The document, signed at the 12 International Coral Reef Symposium, states that it is imperative to make ‘every effort to save what’s left’. 

 

The Consensus Statement on Climate Change and Coral Reefs calls for a concerted worldwide effort to counter the growing threats to coral ecosystems and to the livelihoods of the millions of people that depend on them.
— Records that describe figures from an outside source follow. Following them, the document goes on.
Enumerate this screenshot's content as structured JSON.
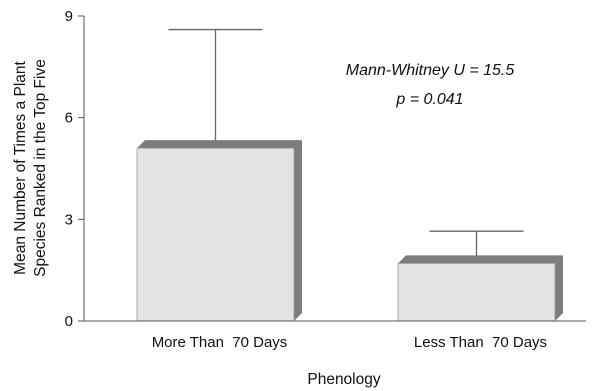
{
  "chart_data": {
    "type": "bar",
    "title": "",
    "categories": [
      "More Than  70 Days",
      "Less Than  70 Days"
    ],
    "values": [
      5.1,
      1.7
    ],
    "error_upper": [
      8.6,
      2.65
    ],
    "xlabel": "Phenology",
    "ylabel_lines": [
      "Mean Number of Times a Plant",
      "Species Ranked in the Top Five"
    ],
    "ylim": [
      0,
      9
    ],
    "yticks": [
      0,
      3,
      6,
      9
    ],
    "grid": false,
    "bar_style": "3d",
    "colors": {
      "bar_face": "#e3e3e3",
      "bar_side": "#7c7c7c",
      "axis": "#555555"
    },
    "annotations": [
      "Mann-Whitney U = 15.5",
      "p = 0.041"
    ]
  }
}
It calls for urgent measures to head off the effects of ocean acidification, overfishing, rising temperatures and pollution from the land.

 

Professor Terry Hughes, Convener of the Symposium and Director of the ARC Centre of Excellence for Coral Reef Studies said, “There is a window of opportunity for the world to act on climate change – but it is closing rapidly.”

 

Jeremy Jackson, Senior Scientist Emiruts from the Smithsonian Institution, warned that climate change is compounding an already dire problem and that its effects will prove increasingly dire for those societies that are dependent on the reefs.

 

“That means what’s good for reefs is also critically important for people and we should wake up to that fact,” Jackson said. “The future of coral reefs isn’t a marine version of tree-hugging but a central problem for humanity.”